Some tabs scored marvelously (above 80% correct with few errors of inclusion), a few did less well (less than 50% correct.)

Interestingly, the first tab of each application, which is designed as a kind of efficient clearinghouse for the most-used commands, scores poorly in a blind test because the current tab names ("Write" for instance in Word) are not descriptive.  I tend to take that data point a bit less seriously because we've seen people be successful using the first tab over and over.  Because it feels like "home", it seems to matter a bit less what we name it.  (There was a time when we thought about naming the first tab "Home" or "Start" or even the program name.)

So, there's tons of data to look through here, and I can't wait to see what we learn from it.
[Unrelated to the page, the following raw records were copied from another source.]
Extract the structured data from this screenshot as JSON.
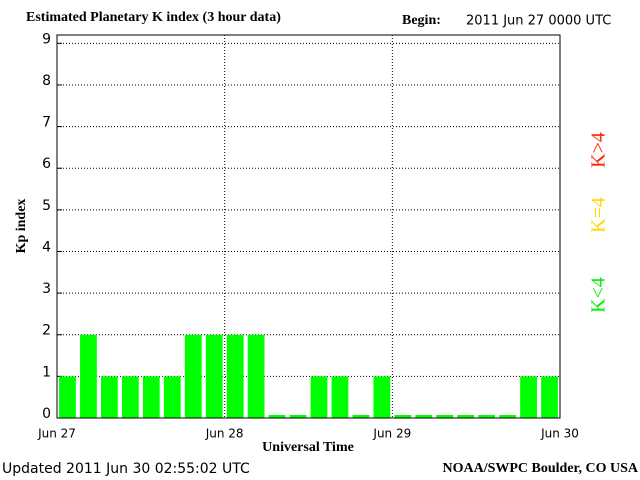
{
  "chart_data": {
    "type": "bar",
    "title": "Estimated Planetary K index (3 hour data)",
    "begin_label": "Begin:",
    "begin": "2011 Jun 27 0000 UTC",
    "y_label": "Kp index",
    "x_label": "Universal Time",
    "updated": "Updated 2011 Jun 30 02:55:02 UTC",
    "source": "NOAA/SWPC Boulder, CO USA",
    "categories": [
      null,
      null,
      null,
      null,
      null,
      null,
      null,
      null,
      null,
      null,
      null,
      null,
      null,
      null,
      null,
      null,
      null,
      null,
      null,
      null,
      null,
      null,
      null,
      null
    ],
    "values": [
      1,
      2,
      1,
      1,
      1,
      1,
      2,
      2,
      2,
      2,
      0,
      0,
      1,
      1,
      0,
      1,
      0,
      0,
      0,
      0,
      0,
      0,
      1,
      1
    ],
    "color": "#00ff00",
    "day_labels": [
      "Jun 27",
      "Jun 28",
      "Jun 29",
      "Jun 30"
    ],
    "ylim": [
      0,
      9.2
    ],
    "yticks": [
      0,
      1,
      2,
      3,
      4,
      5,
      6,
      7,
      8,
      9
    ],
    "grid": true,
    "legend": [
      {
        "name": "K<4",
        "color": "#00ee00"
      },
      {
        "name": "K=4",
        "color": "#ffd700"
      },
      {
        "name": "K>4",
        "color": "#ff2200"
      }
    ]
  }
}
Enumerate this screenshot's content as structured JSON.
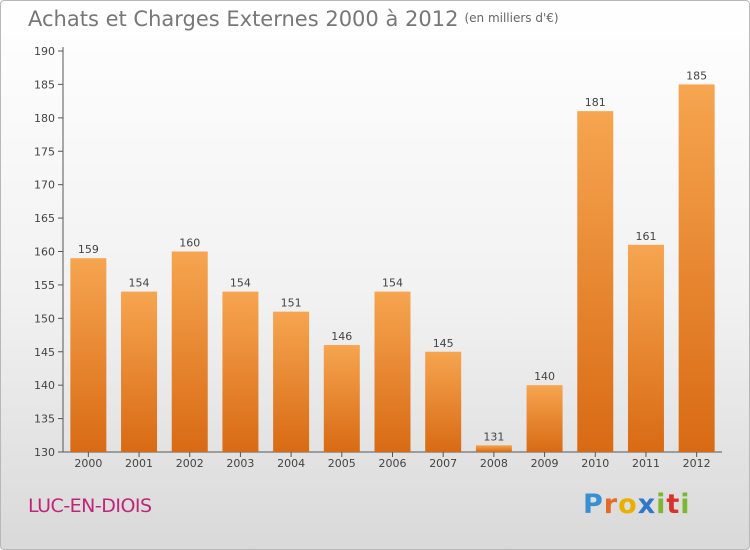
{
  "header": {
    "title": "Achats et Charges Externes 2000 à 2012",
    "subtitle": "(en milliers d'€)"
  },
  "footer": {
    "commune": "LUC-EN-DIOIS",
    "logo": [
      "P",
      "r",
      "o",
      "x",
      "i",
      "t",
      "i"
    ]
  },
  "colors": {
    "bar_top": "#f6a550",
    "bar_bottom": "#d96a14",
    "axis": "#555555",
    "tick_text": "#444444",
    "commune": "#c0257a"
  },
  "chart_data": {
    "type": "bar",
    "categories": [
      "2000",
      "2001",
      "2002",
      "2003",
      "2004",
      "2005",
      "2006",
      "2007",
      "2008",
      "2009",
      "2010",
      "2011",
      "2012"
    ],
    "values": [
      159,
      154,
      160,
      154,
      151,
      146,
      154,
      145,
      131,
      140,
      181,
      161,
      185
    ],
    "ylim": [
      130,
      190
    ],
    "yticks": [
      130,
      135,
      140,
      145,
      150,
      155,
      160,
      165,
      170,
      175,
      180,
      185,
      190
    ],
    "data_labels": true,
    "grid": false,
    "legend": "none"
  }
}
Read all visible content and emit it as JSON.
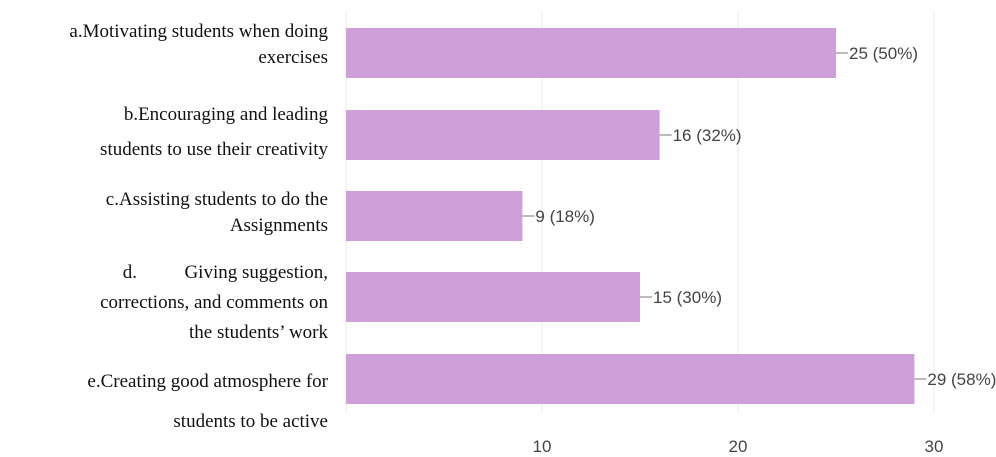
{
  "chart_data": {
    "type": "bar",
    "orientation": "horizontal",
    "categories": [
      [
        "a.Motivating students when doing",
        "exercises"
      ],
      [
        "b.Encouraging and leading",
        "students to use their creativity"
      ],
      [
        "c.Assisting students to do the",
        "Assignments"
      ],
      [
        "d.          Giving suggestion,",
        "corrections, and comments on",
        "the students’ work"
      ],
      [
        "e.Creating good atmosphere for",
        "students to be active"
      ]
    ],
    "values": [
      25,
      16,
      9,
      15,
      29
    ],
    "data_labels": [
      "25 (50%)",
      "16 (32%)",
      "9 (18%)",
      "15 (30%)",
      "29 (58%)"
    ],
    "xticks": [
      "10",
      "20",
      "30"
    ],
    "xlim": [
      0,
      30
    ],
    "grid": true,
    "colors": {
      "bar": "#cf9fd9",
      "grid": "#e9e9e9",
      "label": "#444444"
    }
  }
}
What are the actions we could take based on the card sort data?  There are at least three different possibilities.  We could decide that a tab name is not descriptive enough and try out different names for it.  Or, we could decide that our organization isn't fitting with the way people think and shuffle things around accordingly.  Or, we could use other kinds of tests to explore a particular aspect of the results from a different angle, trying to validate or invalidate the need to take action.

Honestly, I'm feeling pretty good about most of our organization although we do continue to move things around.  Finalizing the tab names will be a meaningful process, and I'm already feeling a bit of the fear of commitment.  I want to live up to the legacy of the people who came up with "File, Edit, View, Insert, Format, Tools, ..." and make sure that we ship the best names and feature organization possible.